Dispute on where burden of proof lies
Jan Garioch CA discusses the case of Awards Drinks Ltd (in liquidation) v HMRC, where the appellant attempts to force the burden of proof for best estimate assessments onto HMRC.
Background
Prior to the Court of Appeal’s recent judgement in Awards Drinks Ltd (in liquidation) v HMRC, this case had been considered by both the FTT and UT. Awards Drinks Ltd (ADL) had been issued with ‘best judgement’ assessments for output VAT, totalling more than £6 million because HMRC believed that smuggled drinks were sold in the UK as a result of inward diversion fraud. That fraud involves goods held in duty suspension being supposedly released into a country where they face a low rate of duty, but in fact being smuggled into the UK where they are sold immediately for cash. A complex paper trail for supposed transactions in the low duty country distracts from following the true transactions.
The FTT’s position
At the FTT, HMRC explained their assessments were based on 1,311 large cash deposits paid into ADL’s bank account through various branches spread geographically around the UK. These deposits could not be reconciled to the version of events put forward by ADL, namely that it sold drinks to wholesale customers in France, around the Calais area, for cash and couriered the money to the UK for deposit.

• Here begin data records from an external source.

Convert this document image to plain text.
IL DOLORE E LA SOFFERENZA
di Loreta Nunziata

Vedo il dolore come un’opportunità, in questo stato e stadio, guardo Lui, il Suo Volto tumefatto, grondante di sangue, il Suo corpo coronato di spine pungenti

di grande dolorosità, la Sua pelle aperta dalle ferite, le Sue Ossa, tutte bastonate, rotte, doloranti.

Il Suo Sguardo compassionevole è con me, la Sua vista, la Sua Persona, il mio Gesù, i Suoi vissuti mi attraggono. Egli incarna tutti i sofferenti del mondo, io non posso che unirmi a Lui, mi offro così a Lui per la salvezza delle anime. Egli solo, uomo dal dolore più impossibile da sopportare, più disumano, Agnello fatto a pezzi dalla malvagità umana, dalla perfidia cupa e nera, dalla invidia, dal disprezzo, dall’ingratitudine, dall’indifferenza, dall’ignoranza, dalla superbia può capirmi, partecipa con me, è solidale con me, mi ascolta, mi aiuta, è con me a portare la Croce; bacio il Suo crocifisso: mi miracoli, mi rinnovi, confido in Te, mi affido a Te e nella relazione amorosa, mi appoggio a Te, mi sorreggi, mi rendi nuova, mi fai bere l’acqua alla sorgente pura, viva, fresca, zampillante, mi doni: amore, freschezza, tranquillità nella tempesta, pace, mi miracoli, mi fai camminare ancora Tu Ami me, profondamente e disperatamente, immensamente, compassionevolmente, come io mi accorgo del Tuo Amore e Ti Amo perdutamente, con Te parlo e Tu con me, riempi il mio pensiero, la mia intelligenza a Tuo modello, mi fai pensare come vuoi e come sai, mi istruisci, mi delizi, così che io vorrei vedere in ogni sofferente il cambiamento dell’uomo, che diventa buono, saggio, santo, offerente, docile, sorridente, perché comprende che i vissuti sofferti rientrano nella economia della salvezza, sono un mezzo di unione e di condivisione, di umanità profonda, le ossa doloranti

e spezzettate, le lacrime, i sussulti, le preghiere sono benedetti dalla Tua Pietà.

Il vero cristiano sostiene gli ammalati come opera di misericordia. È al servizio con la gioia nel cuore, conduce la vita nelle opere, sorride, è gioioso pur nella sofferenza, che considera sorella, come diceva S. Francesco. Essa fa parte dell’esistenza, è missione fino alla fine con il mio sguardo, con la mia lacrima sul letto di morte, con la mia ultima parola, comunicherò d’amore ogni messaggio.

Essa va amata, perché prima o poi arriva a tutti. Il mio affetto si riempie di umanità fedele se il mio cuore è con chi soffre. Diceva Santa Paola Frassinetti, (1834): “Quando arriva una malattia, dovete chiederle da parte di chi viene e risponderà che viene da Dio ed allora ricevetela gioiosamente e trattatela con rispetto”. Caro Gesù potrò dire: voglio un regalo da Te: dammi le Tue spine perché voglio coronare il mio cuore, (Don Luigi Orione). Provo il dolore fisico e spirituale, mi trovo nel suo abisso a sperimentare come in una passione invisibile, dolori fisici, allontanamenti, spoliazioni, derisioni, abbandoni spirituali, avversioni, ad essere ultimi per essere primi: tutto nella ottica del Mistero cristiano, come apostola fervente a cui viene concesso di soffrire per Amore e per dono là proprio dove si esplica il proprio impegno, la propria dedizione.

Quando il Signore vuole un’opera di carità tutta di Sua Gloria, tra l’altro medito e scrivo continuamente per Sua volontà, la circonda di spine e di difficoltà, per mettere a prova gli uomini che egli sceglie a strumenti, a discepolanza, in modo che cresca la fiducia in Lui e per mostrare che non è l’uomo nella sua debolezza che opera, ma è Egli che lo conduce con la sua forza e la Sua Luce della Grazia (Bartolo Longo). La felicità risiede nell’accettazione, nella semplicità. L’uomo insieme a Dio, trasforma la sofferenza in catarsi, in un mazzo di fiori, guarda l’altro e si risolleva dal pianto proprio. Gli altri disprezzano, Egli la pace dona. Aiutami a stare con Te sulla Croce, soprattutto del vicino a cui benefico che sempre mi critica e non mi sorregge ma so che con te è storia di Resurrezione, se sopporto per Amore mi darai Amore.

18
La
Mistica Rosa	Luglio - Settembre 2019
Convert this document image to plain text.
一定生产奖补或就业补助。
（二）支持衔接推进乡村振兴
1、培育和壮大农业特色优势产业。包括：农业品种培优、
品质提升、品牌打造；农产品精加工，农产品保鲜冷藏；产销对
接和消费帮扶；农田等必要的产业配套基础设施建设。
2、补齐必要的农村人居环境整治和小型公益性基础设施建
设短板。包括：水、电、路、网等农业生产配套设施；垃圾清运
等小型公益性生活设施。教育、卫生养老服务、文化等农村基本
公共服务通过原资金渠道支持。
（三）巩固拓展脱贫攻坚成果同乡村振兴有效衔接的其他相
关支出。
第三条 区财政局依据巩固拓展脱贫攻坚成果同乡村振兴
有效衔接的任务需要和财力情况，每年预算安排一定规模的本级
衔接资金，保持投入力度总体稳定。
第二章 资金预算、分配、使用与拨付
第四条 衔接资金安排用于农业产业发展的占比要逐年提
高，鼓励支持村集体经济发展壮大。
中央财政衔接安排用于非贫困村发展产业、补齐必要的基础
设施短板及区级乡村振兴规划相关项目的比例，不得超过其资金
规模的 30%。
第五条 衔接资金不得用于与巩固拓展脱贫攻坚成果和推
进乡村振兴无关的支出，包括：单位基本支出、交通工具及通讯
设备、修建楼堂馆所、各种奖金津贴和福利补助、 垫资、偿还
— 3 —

The FTT found ADL’s witness unreliable and was unimpressed that there were no declarations to French Customs that cash had been moved across border to the UK by ADL or those acting on its behalf. Its concerns about ADL’s version of events were further exacerbated because French authorities reported no visible activity at the headquarters of supposed customers shown on the documents meant to support the transactions in France, and had failed to reach any contacts for the companies. The FTT upheld the assessments because the facts found did not support ADL’s submissions.
ADL’s appeal to the Upper Tribunal
ADL contended that the French transaction documents which it produced at FTT had gone unchallenged. Any challenge from HMRC would necessarily have implied dishonesty and the requirements to establish dishonesty would have had to be met. Effectively, the burden of proof would reverse and if HMRC wished to uphold the assessments which were based on ADL having control of the goods in the UK, then it had to plead fraud against ADL.
However, the UT agreed with HMRC that it was a non sequitur for ADL to say that because HMRC did not assert that ADL had committed a fraud, that HMRC had thus conceded that ADL had lost possession and control of the goods and could not have supplied them in the UK. Instead, the burden lay on ADL’s shoulders to show that loss of possession had happened in France. Various deficiencies had been found in the French transaction documents before the FTT and the UT found no requirement for HMRC to show the documents were fraudulently produced. It had been completely reasonable for the FTT to be convinced that HMRC had undermined the picture that ADL tried to draw of genuine sale of goods to genuine customers in France.
The Court of Appeal’s judgement
Appealing for the third time, ADL alleged the UT’s judgement was undermined by a misunderstanding. ADL argued it was incorrect for the UT to accept HMRC's pleaded case that the customers were mere buffers or conduits whose purpose was to give the appearance of an in-bond transaction and thus to facilitate the movement of the goods to the UK to be sold by ADL. ADL contended that HMRC had made a submission earlier in the dispute which said “HMRC makes no allegation of fraud against ADL”. Therefore, there was an error of law and/or a clear procedural irregularity, which generated material unfairness and affected the UT’s decision.
The Court of Appeal turned to past cases including Brady v Group Lotus Car Companies PLC for guidance, and those cases established the principle that the burden of showing an assessment is incorrect remains on the taxpayer throughout the appeal. This is so even if the circumstances of the case are such that there either must, or may, have been some fraudulent conduct on the part of the taxpayer which is relevant to the tax liability.
Applying that to this case, they found that ADL wrongly tried to turn the tables on HMRC by making vexatious requests for detail on the sales of goods which HMRC alleged took place in the UK. Instead, the duty had to fall on ADL to provided an honest and credible explanation if they wished to displace HMRC’s assessments. The Court of Appeal agreed with the UT that just because HMRC had not alleged fraud did not mean that it accepted that ADL had lost possession and control of the goods (thus preventing ADL from supplying them in the UK). In the Court of Appeal’s view, ADL had failed to reverse the burden of proof and produced no credible explanation for the very substantial payments into its bank account. Its appeal failed.